The widely-accepted narrative goes like this: the State Department officials realized the importance of Twitter to Iranian protests and at some point on Monday afternoon got in touch with Twitter's executives and asked them to delay maintenance; the company complied and kept the Iranians, Americans, and everyone else with nothing else to do during this revolution tweeting. Bravo, American diplomats: you are all on the cutting-edge of innovation.
This unusual outreach from the State Department has now emerged as one of the arguments for why Twitter has been influential in Iran; if American diplomats think it's important to keep Twitter alive, it must by all means be very important – even if few people can actually see or prove why.
I kid you not, what follows is a quote from a New York Times article: the delay in Twitter's maintenance reveals “the recognition by the United States government that an Internet blogging service that did not exist four years ago has the potential to change history in an ancient Islamic country”. If only life was that simple, my dear friends at the New York Times: blogging services do not change history, not even if the State Department asks them; people do. Moreover, I am increasinly skeptical of the State Department's own ability to change history - or at least, to change it for the better, but let's save it for another post.
I am just trying to seconguess the logic of those who have reported on the State Department's intervention have relied upon. Was it something like “well, we don't know anything about Twitter's real impact, but the State Department thinks it's influentila, and it must certainly be so then; remember, we are journalists, we don't have to dig any deeper”.
Does anyone else find it extremely fishy? Since when the decisions by the State Department – not exactly the hotbed of new media innovation – are representative of anything?
Let me offer a slightly more complex narrative (which is, of course, pure speculation and may have no basis in reality): Jared Cohen, a publicity-hungry and book-plugging 27-year old whizz kid who also happens to be the youngest member ever named to the Secretary of State's Policy Planning Staff (at 25) discovers that there are huge anti-maintenance protests brewing among Twitter's community members (organized with a common hashtag #nomaintenance), decides to jump on the bandwagon and squeeze out as much PR of this Twitter move as one can, and emails Twitter executives who were planning to put maintenance on hold anyway (on Tuesday, the company made out of its way to point out that “the State Department does not have access to our decision-making process”).
His bet pays off: the story gets into the New York Times, and many other newspapers – and, most importantly, it immediately gives him a whole new paragraph in his Wikipedia entry that portrays him as a hero who has helped keep the new Iranian revolution alive. Here it is:
Cohen has become a specialist in the use of new media to advance American interests among Middle Eastern youth. During June 2009 he intervened to keep the Twitter network online, delaying scheduled engineering work, so that supporters of the Iranian opposition candidate Mir-Hossein Mousavi, favoured by the U.S., could continue using the network to plan anti-government activities.

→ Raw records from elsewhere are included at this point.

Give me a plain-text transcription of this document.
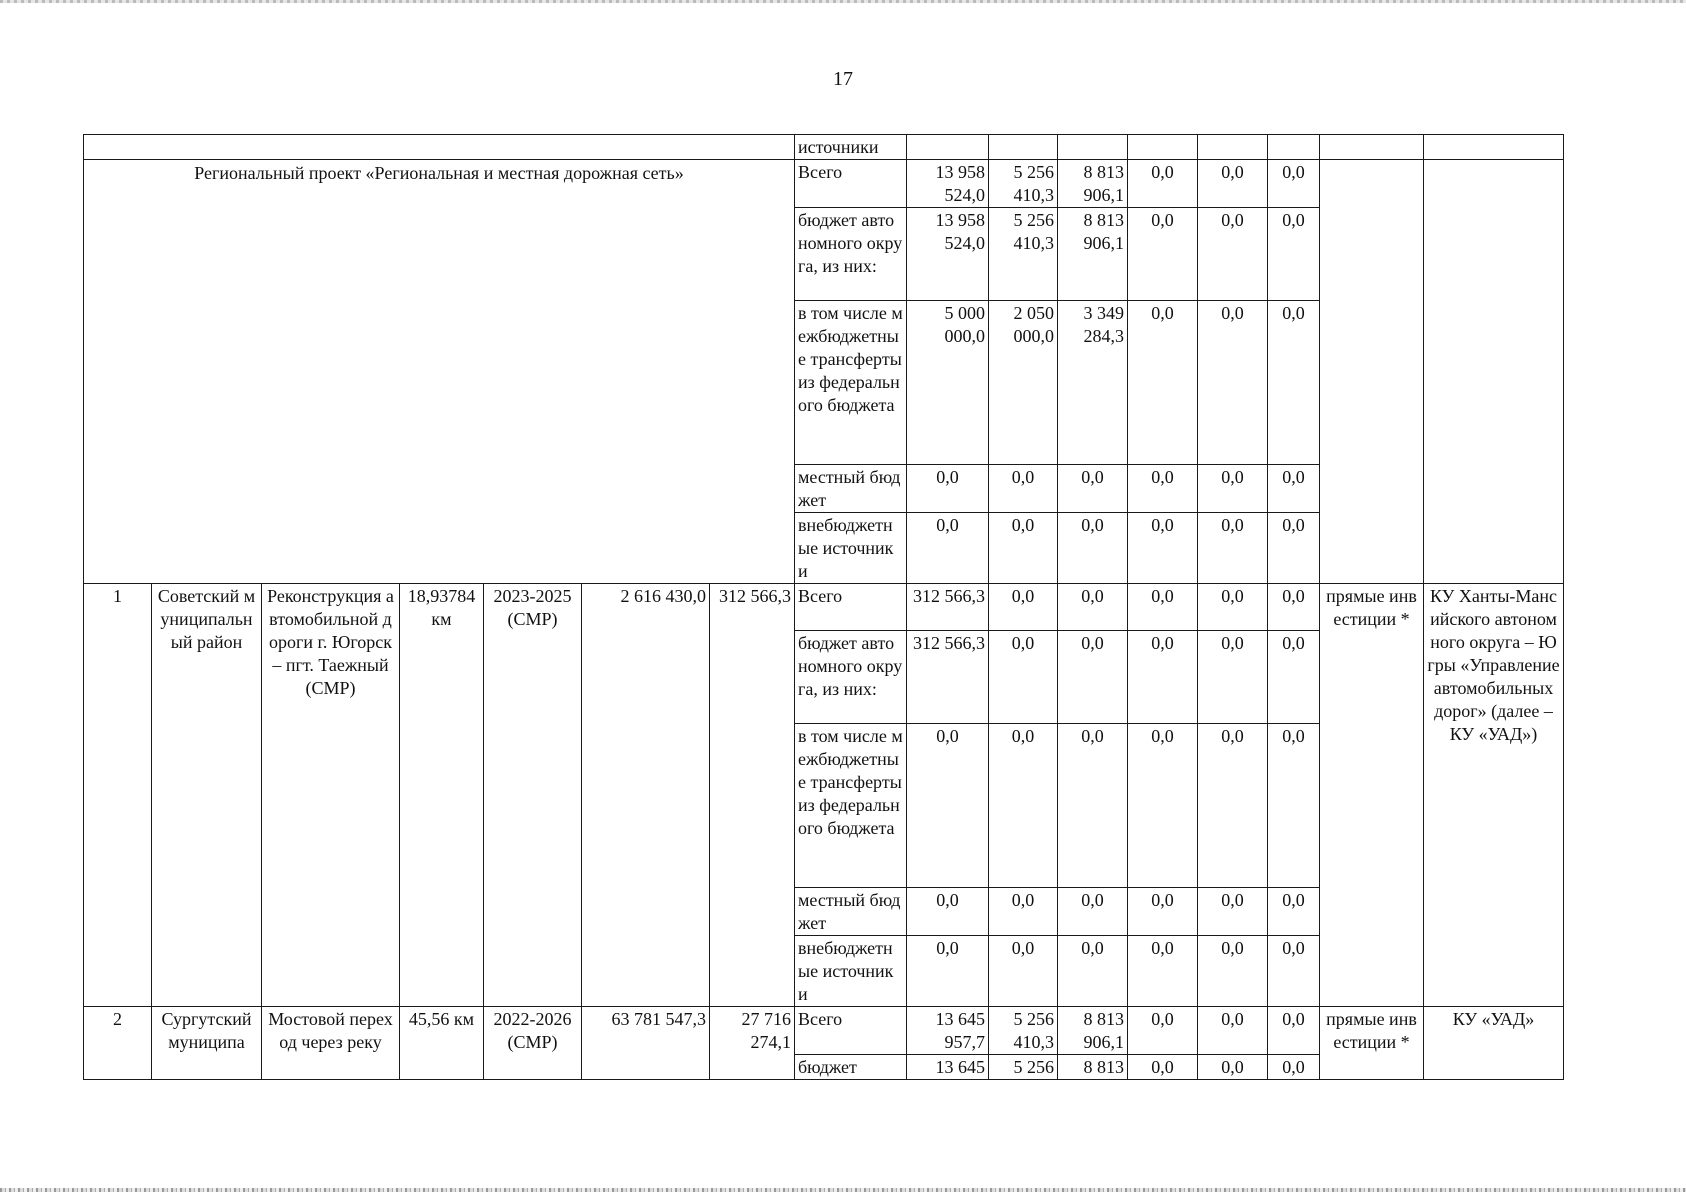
17
							источники								
Региональный проект «Региональная и местная дорожная сеть»							Всего	13 958 524,0	5 256 410,3	8 813 906,1	0,0	0,0	0,0		
							бюджет автономного округа, из них:	13 958 524,0	5 256 410,3	8 813 906,1	0,0	0,0	0,0		
							в том числе межбюджетные трансферты из федерального бюджета	5 000 000,0	2 050 000,0	3 349 284,3	0,0	0,0	0,0		
							местный бюджет	0,0	0,0	0,0	0,0	0,0	0,0		
							внебюджетные источники	0,0	0,0	0,0	0,0	0,0	0,0		
1	Советский муниципальный район	Реконструкция автомобильной дороги г. Югорск – пгт. Таежный (СМР)	18,93784 км	2023-2025 (СМР)	2 616 430,0	312 566,3	Всего	312 566,3	0,0	0,0	0,0	0,0	0,0	прямые инвестиции *	КУ Ханты-Мансийского автономного округа – Югры «Управление автомобильных дорог» (далее – КУ «УАД»)
							бюджет автономного округа, из них:	312 566,3	0,0	0,0	0,0	0,0	0,0		
							в том числе межбюджетные трансферты из федерального бюджета	0,0	0,0	0,0	0,0	0,0	0,0		
							местный бюджет	0,0	0,0	0,0	0,0	0,0	0,0		
							внебюджетные источники	0,0	0,0	0,0	0,0	0,0	0,0		
2	Сургутский муниципа	Мостовой переход через реку	45,56 км	2022-2026 (СМР)	63 781 547,3	27 716 274,1	Всего	13 645 957,7	5 256 410,3	8 813 906,1	0,0	0,0	0,0	прямые инвестиции *	КУ «УАД»
							бюджет	13 645	5 256	8 813	0,0	0,0	0,0		
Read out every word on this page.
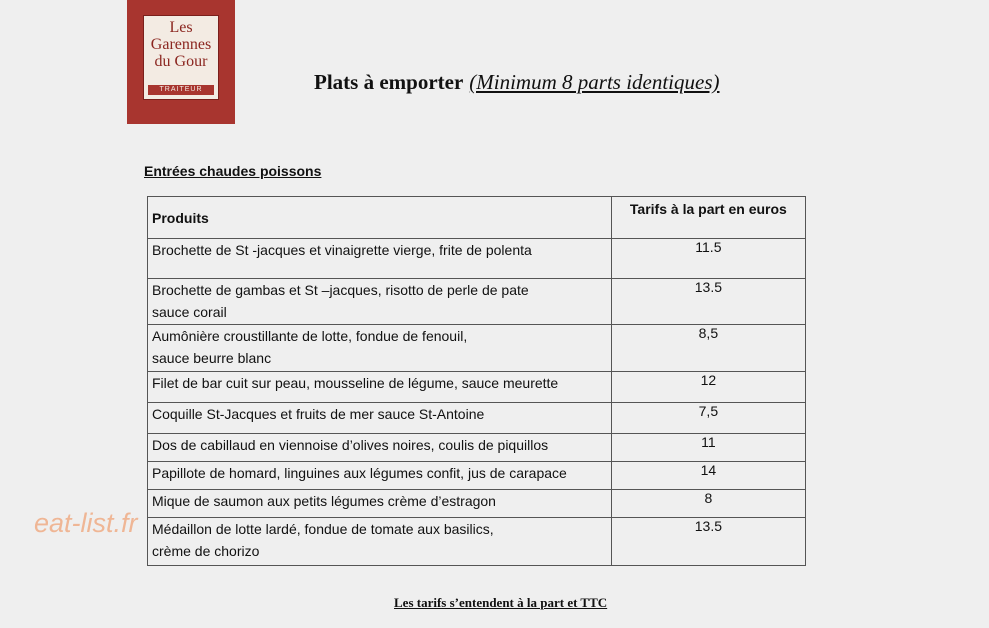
Les
Garennes
du Gour
TRAITEUR	Plats à emporter (Minimum 8 parts identiques)
Entrées chaudes poissons
Produits	Tarifs à la part en euros

Brochette de St -jacques et vinaigrette vierge, frite de polenta	11.5

Brochette de gambas et St –jacques, risotto de perle de pate
sauce corail	13.5

Aumônière croustillante de lotte, fondue de fenouil,
sauce beurre blanc	8,5

Filet de bar cuit sur peau, mousseline de légume, sauce meurette	12

Coquille St-Jacques et fruits de mer sauce St-Antoine	7,5

Dos de cabillaud en viennoise d’olives noires, coulis de piquillos	11

Papillote de homard, linguines aux légumes confit, jus de carapace	14

Mique de saumon aux petits légumes crème d’estragon	8

Médaillon de lotte lardé, fondue de tomate aux basilics,
crème de chorizo	13.5
eat-list.fr
Les tarifs s’entendent à la part et TTC
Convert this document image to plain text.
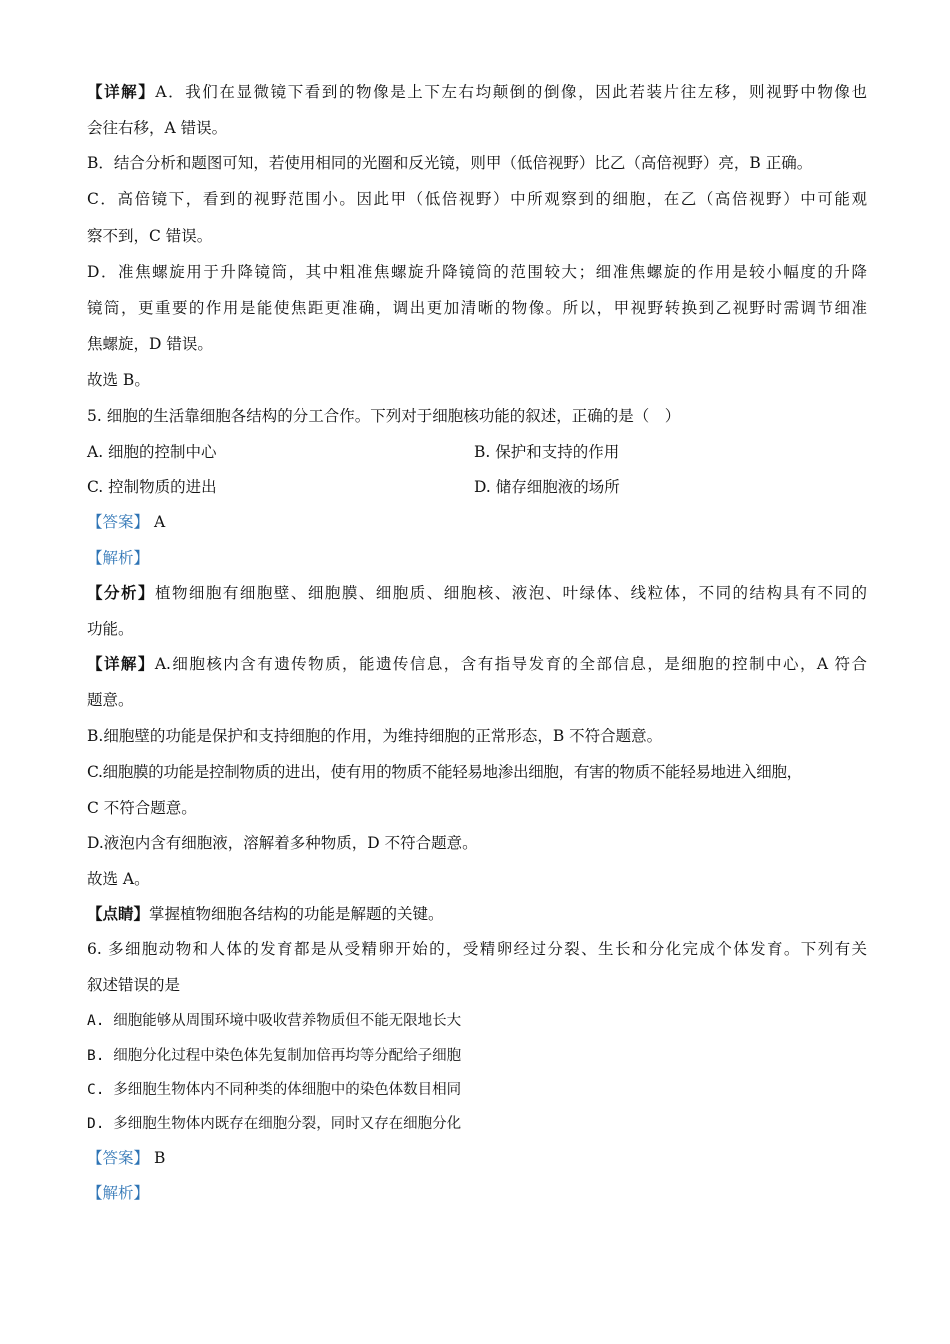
【详解】A．我们在显微镜下看到的物像是上下左右均颠倒的倒像，因此若装片往左移，则视野中物像也
会往右移，A 错误。
B．结合分析和题图可知，若使用相同的光圈和反光镜，则甲（低倍视野）比乙（高倍视野）亮，B 正确。
C．高倍镜下，看到的视野范围小。因此甲（低倍视野）中所观察到的细胞，在乙（高倍视野）中可能观
察不到，C 错误。
D．准焦螺旋用于升降镜筒，其中粗准焦螺旋升降镜筒的范围较大；细准焦螺旋的作用是较小幅度的升降
镜筒，更重要的作用是能使焦距更准确，调出更加清晰的物像。所以，甲视野转换到乙视野时需调节细准
焦螺旋，D 错误。
故选 B。
5. 细胞的生活靠细胞各结构的分工合作。下列对于细胞核功能的叙述，正确的是（　）
A. 细胞的控制中心	B. 保护和支持的作用
C. 控制物质的进出	D. 储存细胞液的场所
【答案】 A
【解析】
【分析】植物细胞有细胞壁、细胞膜、细胞质、细胞核、液泡、叶绿体、线粒体，不同的结构具有不同的
功能。
【详解】A.细胞核内含有遗传物质，能遗传信息，含有指导发育的全部信息，是细胞的控制中心，A 符合
题意。
B.细胞壁的功能是保护和支持细胞的作用，为维持细胞的正常形态，B 不符合题意。
C.细胞膜的功能是控制物质的进出，使有用的物质不能轻易地渗出细胞，有害的物质不能轻易地进入细胞，
C 不符合题意。
D.液泡内含有细胞液，溶解着多种物质，D 不符合题意。
故选 A。
【点睛】掌握植物细胞各结构的功能是解题的关键。
6. 多细胞动物和人体的发育都是从受精卵开始的，受精卵经过分裂、生长和分化完成个体发育。下列有关
叙述错误的是
A. 细胞能够从周围环境中吸收营养物质但不能无限地长大
B. 细胞分化过程中染色体先复制加倍再均等分配给子细胞
C. 多细胞生物体内不同种类的体细胞中的染色体数目相同
D. 多细胞生物体内既存在细胞分裂，同时又存在细胞分化
【答案】 B
【解析】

Other benefits abound too: this saves the face for the State Department (they did exactly nothing to take advantage of social media in anticipation of the elections) ; it also allows Hillary Clinton to claim some relevance, and probably puts Jared Cohen in line for a Nobel Peace Prize (check this headline on a blog from the Daily Mail: “The Man Who Saved Iran”). Now, this reads like a story that is fundamentally different from the narrative of “the State Department saves Iranians from the evil hands of Silicon Valley corporations”. But this won't make for exciting headlines, will it?